Rapid advancements towards low-carbon energy are already occurring, including innovations in technology, policy, business models and finance. Global financial flows towards clean energy continue to grow and hit nearly $330 billion in 2015, according to Bloomberg New Energy Finance—up 30 percent from 2014.
Given these strong investment trends, and with the right policies and development strategies, developing countries can unlock the investment necessary for clean energy solutions to grow, while improving access to energy, creating local jobs and meeting their climate pledges.
In the lead-up to Paris, CCAP worked in-depth to facilitate dialogue between key players and build consensus around practical solutions to climate mitigation, including through the provision of support for implementation of developing countries’ climate pledges. Our Climate Finance Forum in May brought together a targeted group of high-level policymakers from developed and developing countries, as well as representatives from climate finance institutions, to encourage the development of transformational climate strategies, consistent with national development goals.

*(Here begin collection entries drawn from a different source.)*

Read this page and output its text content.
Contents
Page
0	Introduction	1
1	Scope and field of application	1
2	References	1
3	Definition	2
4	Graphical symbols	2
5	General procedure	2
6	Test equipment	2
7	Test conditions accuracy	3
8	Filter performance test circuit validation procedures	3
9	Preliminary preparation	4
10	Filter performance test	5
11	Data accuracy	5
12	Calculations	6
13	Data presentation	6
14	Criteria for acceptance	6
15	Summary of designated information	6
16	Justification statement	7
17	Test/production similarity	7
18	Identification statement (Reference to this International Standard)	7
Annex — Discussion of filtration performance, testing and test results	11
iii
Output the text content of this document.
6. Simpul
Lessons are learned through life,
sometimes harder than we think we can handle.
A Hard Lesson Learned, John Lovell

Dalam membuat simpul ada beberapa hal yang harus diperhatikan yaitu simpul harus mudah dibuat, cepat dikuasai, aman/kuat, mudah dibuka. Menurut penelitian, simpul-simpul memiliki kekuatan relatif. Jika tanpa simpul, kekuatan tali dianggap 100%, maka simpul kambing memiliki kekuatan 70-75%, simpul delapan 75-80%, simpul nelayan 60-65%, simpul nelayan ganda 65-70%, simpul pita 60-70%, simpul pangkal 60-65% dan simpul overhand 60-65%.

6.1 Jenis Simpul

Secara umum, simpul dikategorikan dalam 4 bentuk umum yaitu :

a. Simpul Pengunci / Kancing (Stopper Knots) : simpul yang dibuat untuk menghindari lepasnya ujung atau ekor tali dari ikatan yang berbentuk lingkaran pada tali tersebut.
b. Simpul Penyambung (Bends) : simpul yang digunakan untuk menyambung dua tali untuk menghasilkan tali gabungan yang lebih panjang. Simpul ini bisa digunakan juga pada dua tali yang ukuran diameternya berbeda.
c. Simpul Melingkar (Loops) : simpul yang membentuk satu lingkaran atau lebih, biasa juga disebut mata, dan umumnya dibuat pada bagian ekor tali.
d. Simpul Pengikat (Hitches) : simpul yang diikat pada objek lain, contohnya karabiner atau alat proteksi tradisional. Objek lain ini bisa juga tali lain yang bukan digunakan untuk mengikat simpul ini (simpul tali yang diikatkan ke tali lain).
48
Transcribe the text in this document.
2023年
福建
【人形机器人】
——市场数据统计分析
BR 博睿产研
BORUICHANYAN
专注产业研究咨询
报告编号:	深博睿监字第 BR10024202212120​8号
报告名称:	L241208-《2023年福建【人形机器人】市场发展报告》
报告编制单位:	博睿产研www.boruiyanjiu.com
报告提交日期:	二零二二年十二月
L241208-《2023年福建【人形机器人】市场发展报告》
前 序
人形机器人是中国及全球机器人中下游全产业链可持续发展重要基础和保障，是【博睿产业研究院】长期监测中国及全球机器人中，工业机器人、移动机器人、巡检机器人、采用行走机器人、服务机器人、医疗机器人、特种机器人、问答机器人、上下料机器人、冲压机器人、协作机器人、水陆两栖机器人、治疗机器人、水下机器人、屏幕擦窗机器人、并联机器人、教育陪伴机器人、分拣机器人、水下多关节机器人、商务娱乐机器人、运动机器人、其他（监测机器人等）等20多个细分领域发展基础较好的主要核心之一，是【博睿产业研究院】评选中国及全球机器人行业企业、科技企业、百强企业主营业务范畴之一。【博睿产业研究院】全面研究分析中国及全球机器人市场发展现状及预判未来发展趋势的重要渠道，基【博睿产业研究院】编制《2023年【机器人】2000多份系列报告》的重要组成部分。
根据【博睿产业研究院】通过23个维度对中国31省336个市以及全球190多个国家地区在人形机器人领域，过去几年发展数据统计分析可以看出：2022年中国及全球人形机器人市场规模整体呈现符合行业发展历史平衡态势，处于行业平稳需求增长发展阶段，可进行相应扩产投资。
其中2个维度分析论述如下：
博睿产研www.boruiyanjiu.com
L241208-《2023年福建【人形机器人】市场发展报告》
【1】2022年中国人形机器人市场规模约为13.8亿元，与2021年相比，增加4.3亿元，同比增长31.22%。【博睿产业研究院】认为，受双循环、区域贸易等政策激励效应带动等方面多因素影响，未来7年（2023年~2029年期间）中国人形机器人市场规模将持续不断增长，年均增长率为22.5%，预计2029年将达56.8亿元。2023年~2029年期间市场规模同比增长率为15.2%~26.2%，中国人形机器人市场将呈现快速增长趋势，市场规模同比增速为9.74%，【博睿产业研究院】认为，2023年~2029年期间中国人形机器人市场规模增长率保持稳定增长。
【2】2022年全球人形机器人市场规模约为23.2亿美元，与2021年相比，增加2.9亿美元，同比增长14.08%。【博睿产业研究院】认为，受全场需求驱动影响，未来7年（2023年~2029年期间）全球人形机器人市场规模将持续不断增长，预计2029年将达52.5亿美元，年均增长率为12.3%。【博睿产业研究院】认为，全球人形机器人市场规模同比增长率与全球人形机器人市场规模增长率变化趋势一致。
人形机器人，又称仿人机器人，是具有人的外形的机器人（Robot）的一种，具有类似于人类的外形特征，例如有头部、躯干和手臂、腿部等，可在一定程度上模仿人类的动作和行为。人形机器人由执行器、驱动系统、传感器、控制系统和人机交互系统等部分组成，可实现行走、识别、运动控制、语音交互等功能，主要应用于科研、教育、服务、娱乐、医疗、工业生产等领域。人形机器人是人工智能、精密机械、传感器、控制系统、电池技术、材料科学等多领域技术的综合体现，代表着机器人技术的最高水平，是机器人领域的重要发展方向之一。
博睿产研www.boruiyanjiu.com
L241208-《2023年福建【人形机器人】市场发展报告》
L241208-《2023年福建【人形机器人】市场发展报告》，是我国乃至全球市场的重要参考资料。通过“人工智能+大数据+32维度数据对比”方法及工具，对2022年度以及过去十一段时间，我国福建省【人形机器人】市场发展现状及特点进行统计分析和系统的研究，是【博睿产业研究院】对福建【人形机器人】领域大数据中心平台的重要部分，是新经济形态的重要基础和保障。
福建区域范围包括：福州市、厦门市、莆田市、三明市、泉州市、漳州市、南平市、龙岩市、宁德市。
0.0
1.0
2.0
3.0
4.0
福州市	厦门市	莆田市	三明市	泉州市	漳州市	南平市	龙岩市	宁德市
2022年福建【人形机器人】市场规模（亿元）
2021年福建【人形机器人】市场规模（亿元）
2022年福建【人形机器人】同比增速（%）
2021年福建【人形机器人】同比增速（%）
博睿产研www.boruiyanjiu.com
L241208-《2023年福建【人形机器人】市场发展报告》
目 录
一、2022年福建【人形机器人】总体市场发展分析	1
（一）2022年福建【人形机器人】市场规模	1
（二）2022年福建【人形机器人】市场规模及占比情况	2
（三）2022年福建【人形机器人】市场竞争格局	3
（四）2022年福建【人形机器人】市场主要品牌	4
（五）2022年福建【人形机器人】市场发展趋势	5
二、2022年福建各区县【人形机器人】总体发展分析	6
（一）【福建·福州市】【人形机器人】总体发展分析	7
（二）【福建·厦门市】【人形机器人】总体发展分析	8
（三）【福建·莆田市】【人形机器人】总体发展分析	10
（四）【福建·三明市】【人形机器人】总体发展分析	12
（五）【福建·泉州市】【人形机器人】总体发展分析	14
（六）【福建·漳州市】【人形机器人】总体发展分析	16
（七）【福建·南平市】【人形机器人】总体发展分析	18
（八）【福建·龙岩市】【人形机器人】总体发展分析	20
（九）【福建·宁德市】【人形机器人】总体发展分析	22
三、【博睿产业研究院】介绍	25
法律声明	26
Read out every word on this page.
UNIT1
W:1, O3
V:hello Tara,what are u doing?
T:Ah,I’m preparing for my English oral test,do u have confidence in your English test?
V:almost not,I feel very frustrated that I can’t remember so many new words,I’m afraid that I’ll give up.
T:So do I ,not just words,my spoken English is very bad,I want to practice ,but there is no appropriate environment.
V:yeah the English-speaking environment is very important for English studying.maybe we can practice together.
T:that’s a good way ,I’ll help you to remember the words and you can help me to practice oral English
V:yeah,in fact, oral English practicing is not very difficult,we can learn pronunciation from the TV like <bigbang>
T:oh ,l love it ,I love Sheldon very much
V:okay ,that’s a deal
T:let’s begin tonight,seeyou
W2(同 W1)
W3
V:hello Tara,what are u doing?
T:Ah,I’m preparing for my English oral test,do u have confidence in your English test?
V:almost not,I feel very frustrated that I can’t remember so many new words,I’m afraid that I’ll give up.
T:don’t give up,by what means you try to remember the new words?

The next few years will be a critical time to help developing countries achieve the capacity to be full participants in the Paris Agreement, and to build the global pipeline of climate mitigation and resiliency projects. In the coming months, CCAP will continue to build on the momentum from Paris and help developing countries put in place the policies, programs and financing strategies needed to effectively advance climate action on the ground.